The Swileys' prefab would be plastered with 'Vote Labour!' posters during election campaigns. In 1959 the Swileys even had a 'Vote Labour!' posters glued on their coalhouse door. For anyone who was even vaguely sympathetic to Labour this was bad news. The impact made by the posters on the Swileys' prefab was comparable to that of the Zinoviev Letter of 1924 which led to the fall of the first Labour Government.
Four general elections were held during our prefab years and the Conservative Party won three of them - the last three on the trot. "Which is one in the eye for the Trots!" said Dai 'Tolstoy' Lectic with a mischievous wink. (His mischievous winks were completely wasted as Leon Trotsky was hardly a household word on the prefab estate.)
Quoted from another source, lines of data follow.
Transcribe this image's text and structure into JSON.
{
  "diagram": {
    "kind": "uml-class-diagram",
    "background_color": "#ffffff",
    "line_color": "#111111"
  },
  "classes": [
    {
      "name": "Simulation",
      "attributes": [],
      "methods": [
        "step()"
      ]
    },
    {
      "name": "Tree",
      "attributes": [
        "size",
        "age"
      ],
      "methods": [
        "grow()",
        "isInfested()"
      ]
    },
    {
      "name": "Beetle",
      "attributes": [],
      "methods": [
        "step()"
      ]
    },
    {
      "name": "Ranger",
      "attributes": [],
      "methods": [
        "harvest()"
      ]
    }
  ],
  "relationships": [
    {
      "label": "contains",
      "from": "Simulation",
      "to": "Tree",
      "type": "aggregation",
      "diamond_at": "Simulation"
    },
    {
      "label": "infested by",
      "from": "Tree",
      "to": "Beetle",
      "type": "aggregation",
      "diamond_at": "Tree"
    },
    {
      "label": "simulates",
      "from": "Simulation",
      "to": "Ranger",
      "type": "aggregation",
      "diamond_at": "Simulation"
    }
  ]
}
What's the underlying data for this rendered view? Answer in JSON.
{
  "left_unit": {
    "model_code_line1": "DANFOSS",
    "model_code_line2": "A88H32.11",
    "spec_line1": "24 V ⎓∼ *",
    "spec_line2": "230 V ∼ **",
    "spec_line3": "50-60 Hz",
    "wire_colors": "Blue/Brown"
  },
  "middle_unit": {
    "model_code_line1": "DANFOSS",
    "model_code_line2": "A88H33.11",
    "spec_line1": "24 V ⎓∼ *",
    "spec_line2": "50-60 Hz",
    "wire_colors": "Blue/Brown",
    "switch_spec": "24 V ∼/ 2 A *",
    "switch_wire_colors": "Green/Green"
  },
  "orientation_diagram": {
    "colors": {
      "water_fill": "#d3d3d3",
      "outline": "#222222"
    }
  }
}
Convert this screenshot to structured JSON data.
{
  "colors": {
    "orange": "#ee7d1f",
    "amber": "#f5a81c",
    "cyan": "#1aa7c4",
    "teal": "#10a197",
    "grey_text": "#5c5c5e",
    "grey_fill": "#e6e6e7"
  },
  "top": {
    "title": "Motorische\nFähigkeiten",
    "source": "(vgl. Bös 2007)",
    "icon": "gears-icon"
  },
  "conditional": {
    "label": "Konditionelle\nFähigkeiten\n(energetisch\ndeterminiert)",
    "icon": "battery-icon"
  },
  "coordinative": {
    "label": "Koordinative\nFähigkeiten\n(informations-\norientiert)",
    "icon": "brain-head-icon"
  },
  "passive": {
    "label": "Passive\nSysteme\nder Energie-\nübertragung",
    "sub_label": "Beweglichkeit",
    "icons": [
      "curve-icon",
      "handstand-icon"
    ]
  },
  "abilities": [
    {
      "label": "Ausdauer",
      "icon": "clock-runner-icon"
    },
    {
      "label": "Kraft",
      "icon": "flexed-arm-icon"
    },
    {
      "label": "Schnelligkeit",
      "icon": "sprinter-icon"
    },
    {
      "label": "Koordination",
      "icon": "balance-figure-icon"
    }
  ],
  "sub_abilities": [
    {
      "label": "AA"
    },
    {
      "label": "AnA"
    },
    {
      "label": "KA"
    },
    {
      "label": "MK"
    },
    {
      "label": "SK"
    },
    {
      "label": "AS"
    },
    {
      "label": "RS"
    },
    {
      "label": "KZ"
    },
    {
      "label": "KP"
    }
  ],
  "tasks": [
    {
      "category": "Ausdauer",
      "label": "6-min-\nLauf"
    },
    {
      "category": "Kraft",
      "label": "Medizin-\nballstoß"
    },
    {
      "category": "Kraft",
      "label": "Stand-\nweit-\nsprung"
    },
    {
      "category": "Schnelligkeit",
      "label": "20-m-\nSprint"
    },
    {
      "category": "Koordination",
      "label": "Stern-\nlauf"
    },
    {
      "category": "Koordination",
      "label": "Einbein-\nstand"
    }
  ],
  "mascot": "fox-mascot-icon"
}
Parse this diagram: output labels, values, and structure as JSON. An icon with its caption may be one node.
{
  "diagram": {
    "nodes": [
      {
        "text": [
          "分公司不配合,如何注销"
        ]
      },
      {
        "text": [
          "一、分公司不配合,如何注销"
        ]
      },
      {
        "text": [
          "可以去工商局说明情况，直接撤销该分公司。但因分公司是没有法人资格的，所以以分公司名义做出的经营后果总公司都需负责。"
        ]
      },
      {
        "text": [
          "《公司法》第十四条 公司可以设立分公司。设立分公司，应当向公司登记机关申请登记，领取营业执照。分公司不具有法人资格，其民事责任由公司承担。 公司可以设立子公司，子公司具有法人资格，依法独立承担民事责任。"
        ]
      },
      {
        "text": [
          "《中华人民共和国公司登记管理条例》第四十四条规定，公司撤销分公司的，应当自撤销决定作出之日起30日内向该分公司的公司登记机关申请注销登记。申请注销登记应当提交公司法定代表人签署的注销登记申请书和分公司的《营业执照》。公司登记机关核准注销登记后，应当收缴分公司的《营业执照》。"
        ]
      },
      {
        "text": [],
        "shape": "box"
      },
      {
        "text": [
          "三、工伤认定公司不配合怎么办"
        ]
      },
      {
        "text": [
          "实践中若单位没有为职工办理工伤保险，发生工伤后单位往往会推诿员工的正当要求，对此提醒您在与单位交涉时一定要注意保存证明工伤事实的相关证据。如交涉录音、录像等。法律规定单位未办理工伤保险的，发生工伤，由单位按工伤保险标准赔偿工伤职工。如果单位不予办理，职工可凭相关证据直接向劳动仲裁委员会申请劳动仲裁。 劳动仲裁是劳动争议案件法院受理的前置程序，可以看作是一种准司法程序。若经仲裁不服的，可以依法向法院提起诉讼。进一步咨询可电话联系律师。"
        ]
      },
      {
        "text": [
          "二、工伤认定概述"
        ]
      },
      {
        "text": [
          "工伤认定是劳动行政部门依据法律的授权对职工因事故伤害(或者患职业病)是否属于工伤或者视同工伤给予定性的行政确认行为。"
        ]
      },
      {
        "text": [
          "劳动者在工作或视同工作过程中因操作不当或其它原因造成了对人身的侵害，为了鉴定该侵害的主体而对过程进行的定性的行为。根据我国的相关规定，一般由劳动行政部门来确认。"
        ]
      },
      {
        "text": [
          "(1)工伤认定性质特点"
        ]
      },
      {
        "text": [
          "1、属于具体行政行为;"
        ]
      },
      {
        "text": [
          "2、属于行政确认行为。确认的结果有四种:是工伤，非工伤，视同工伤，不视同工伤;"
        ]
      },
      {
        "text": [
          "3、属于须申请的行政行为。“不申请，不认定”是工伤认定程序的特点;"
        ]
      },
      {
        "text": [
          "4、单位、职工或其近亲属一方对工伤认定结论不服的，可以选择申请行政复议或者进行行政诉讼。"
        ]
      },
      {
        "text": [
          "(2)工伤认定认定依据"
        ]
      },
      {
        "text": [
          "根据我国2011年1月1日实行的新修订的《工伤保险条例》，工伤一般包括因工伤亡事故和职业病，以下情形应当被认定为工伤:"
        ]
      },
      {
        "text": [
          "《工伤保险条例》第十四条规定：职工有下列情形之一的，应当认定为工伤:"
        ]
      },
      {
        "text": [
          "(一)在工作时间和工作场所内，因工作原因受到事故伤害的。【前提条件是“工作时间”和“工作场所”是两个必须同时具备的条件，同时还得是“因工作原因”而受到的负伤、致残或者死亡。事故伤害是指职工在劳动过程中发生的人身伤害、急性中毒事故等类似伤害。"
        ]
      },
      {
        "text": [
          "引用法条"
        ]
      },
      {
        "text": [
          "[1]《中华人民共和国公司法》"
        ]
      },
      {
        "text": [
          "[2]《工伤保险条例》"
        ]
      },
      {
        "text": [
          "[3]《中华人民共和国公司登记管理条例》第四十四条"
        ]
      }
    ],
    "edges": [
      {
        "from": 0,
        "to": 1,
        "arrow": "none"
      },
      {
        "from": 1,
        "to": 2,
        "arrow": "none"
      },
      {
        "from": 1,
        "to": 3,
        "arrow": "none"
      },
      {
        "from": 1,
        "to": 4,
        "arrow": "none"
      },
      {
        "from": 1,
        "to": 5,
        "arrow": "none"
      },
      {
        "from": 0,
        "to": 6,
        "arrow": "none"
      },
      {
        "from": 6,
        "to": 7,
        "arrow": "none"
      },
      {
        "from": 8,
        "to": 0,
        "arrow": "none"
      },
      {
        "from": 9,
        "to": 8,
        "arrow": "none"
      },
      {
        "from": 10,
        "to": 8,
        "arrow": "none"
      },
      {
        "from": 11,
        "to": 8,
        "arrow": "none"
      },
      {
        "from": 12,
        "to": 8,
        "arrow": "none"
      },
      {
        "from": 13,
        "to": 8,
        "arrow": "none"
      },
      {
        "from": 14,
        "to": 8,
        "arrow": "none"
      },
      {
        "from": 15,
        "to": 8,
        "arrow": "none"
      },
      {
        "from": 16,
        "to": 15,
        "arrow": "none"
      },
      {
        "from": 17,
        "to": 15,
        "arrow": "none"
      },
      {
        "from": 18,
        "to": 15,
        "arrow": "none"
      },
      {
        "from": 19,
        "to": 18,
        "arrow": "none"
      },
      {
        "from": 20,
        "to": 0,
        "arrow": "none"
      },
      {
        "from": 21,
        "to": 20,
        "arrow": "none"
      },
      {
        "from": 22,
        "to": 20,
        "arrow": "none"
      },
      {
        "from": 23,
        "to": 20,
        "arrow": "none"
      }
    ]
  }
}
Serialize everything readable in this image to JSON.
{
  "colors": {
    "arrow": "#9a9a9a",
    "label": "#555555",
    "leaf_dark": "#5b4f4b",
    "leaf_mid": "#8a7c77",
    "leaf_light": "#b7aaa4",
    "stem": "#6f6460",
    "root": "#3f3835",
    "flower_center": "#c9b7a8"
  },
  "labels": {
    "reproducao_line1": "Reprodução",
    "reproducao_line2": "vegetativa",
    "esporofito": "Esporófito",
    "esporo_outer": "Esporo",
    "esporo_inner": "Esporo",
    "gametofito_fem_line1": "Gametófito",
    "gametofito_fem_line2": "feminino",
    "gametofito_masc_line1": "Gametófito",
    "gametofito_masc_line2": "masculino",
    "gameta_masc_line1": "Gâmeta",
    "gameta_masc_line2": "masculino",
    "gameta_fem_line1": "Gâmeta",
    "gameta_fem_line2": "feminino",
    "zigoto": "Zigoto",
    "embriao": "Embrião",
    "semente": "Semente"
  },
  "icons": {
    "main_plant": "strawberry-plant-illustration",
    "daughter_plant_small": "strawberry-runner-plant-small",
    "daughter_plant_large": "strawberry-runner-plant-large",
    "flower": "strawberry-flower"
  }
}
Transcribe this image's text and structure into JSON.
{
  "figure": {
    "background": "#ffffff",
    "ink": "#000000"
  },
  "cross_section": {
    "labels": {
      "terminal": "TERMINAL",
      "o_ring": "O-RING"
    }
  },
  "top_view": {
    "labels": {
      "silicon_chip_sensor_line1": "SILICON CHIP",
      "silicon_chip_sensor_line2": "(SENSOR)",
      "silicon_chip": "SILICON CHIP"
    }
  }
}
Twiverton forms part of the proletarian heartland of a Tory constituency and is solid Labour territory. However it seems unlikely that Twiverton will remain solidly Labour for very much longer. The rash of Swileys' 'Vote Labour!' posters acted as political acid in dissolving Labourist loyalties. The Conservative Party HQ on the London Road quickly cottoned on to the fact that the Swileys were a secret weapon, and if fewer than two posters were seen on display in prefab number twenty-five a batch of new super-sized ones were speedily delivered. Voters wearing red rosettes en route to cast a vote at the polling station would break down and sob if they caught sight of the forest of Swileys' 'Vote Labour!' posters. Other candidates sensed the chance to make a decisive breakthrough. (In the late 1950s and early 1960s these were Edgar Dickens - Bath Dickens Society stalwart and Liberal Party candidate, Edna Browning - recently knighted expert on trade union affairs from Tottenham and Conservative Party candidate, and Gilbert Youth of the World Government Party who - win or lose - would continue to hold his mild and bitter constituency surgeries in a number of local watering holes).
On each of the nine days of the 1926 General Strike copies of the Worker's Voice rolled off secret printing presses in railway arches on the Lower Bristol Road. One of its editorials
described Twiverton as "the linchpin of the 'proletarian red belt' of north-east Somerset, a hard-edged/soft water terrain inhabited by stone masons, cabinet makers, shop workers, solicitors' clerks, and domestic workers. Ghosts from its Chartist, Luddite, Leveller and Muggletonian past pace up and down its terraced streets." It is hard to see such Left political romanticism returning to Twiverton today (although history always likes to surprise.) The Conservative Party election victories of 1955 and 1959 signalled the emergence of what Dai 'Tolstoy' Lectic in prefab number one likes to call "the effluent society." The concerns of the labourer in the prefab were pushed off the agenda of the political class, and those with terrapins in back gardens came into their own.